Bae, who is also a prosthodontist, said he saw Rios in July 2008, after Tupac had pulled all of her teeth and given her dental implants. He said her case was one of the worst he has seen.

Like the dentists who testified before him this week, Bae said treatment planning is essential.

"There are countless things to think about before jumping into a case like this," he said.

Rios told Bae that she visited Tupac and the very next day, he took out all of her teeth, Bae said.

He recounted several other problems Rios told him she encountered with Tupac.

Bae said Rios told him she specifically asked for IV sedation for the procedure, but that it was not provided. Before Tupac placed her restoration, he asked her to sign a paper attesting that she liked him and that if she didn't sign it, Rios would not get her restoration, Bae said.

Deputy Attorney General Morgan Malek asked Bae if such action was within the dental standard of care. He said it was not.

Bae said pictures taken when Rios visited him show "very unaesthetic restorations. They're not pretty."

He said her crowns "were ridiculously bulbous."

The implants were also in the wrong position, he said.

"It's very rare to see implants placed this poorly," Bae said.

The arch of Rios' lower bridge was too narrow, crowding her tongue, Bae said.

Bae said he knew the work in Rios' mouth would fail.

He also testified that he has seen about 15 patients after Tupac has treated them for issues pertaining to aesthetics, bite and implants. Bae, who has practiced in Bakersfield for 18 years, said he does not place implants himself because he believes there are people far more qualified to do that work.

He testified that two of the witnesses who have also testified against Tupac -- Dr. Robert Reed and retired dentist Mark Katz -- in the course of the hearing both have good reputations. Tupac's reputation is "very poor," Bae testified.

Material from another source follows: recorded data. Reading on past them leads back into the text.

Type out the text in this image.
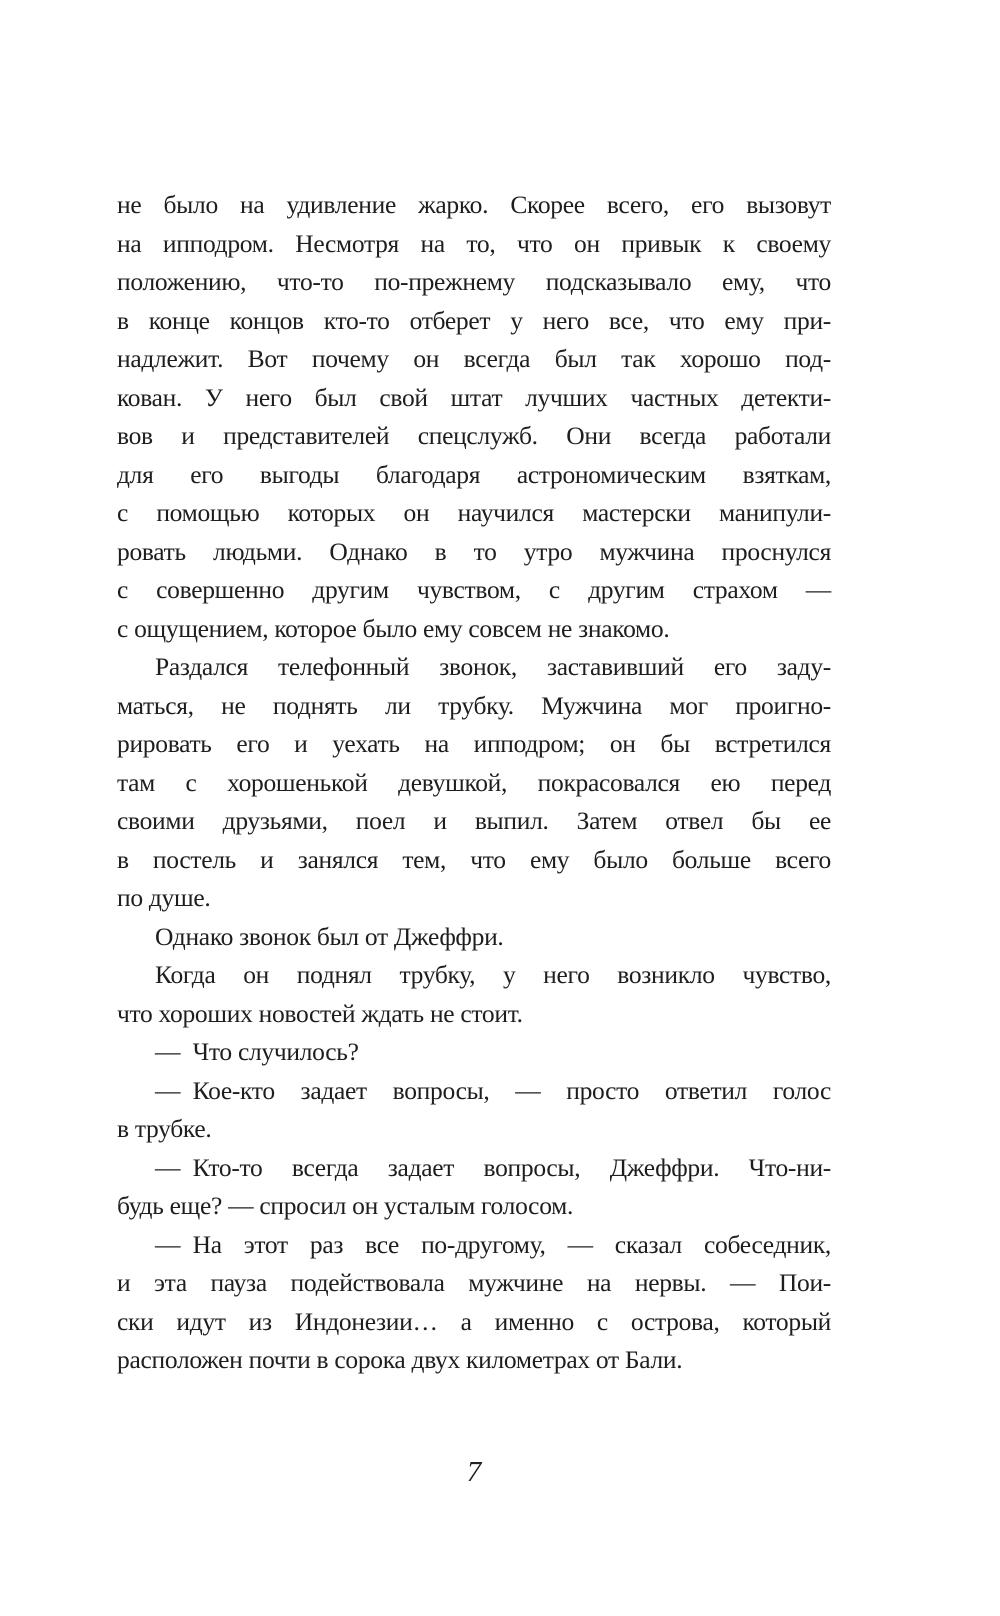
не было на удивление жарко. Скорее всего, его вызовут
на ипподром. Несмотря на то, что он привык к своему
положению, что-то по-прежнему подсказывало ему, что
в конце концов кто-то отберет у него все, что ему при-
надлежит. Вот почему он всегда был так хорошо под-
кован. У него был свой штат лучших частных детекти-
вов и представителей спецслужб. Они всегда работали
для его выгоды благодаря астрономическим взяткам,
с помощью которых он научился мастерски манипули-
ровать людьми. Однако в то утро мужчина проснулся
с совершенно другим чувством, с другим страхом —
с ощущением, которое было ему совсем не знакомо.
Раздался телефонный звонок, заставивший его заду-
маться, не поднять ли трубку. Мужчина мог проигно-
рировать его и уехать на ипподром; он бы встретился
там с хорошенькой девушкой, покрасовался ею перед
своими друзьями, поел и выпил. Затем отвел бы ее
в постель и занялся тем, что ему было больше всего
по душе.
Однако звонок был от Джеффри.
Когда он поднял трубку, у него возникло чувство,
что хороших новостей ждать не стоит.
— Что случилось?
— Кое-кто задает вопросы, — просто ответил голос
в трубке.
— Кто-то всегда задает вопросы, Джеффри. Что-ни-
будь еще? — спросил он усталым голосом.
— На этот раз все по-другому, — сказал собеседник,
и эта пауза подействовала мужчине на нервы. — Пои-
ски идут из Индонезии… а именно с острова, который
расположен почти в сорока двух километрах от Бали.
7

Tupac's attorney, Jason Friedman, asked Bae if he contacted Tupac about Rios' treatment at any point. Bae said that he did not.

After the hearing ended at about 10:30 a.m., Friedman said Bae's testimony was not surprising. Bae is the only other full-time prosthodontist in Bakersfield, a direct competitor of Tupac, Friedman said.

During the hearing, Bae testified that he does not have any bias against Tupac.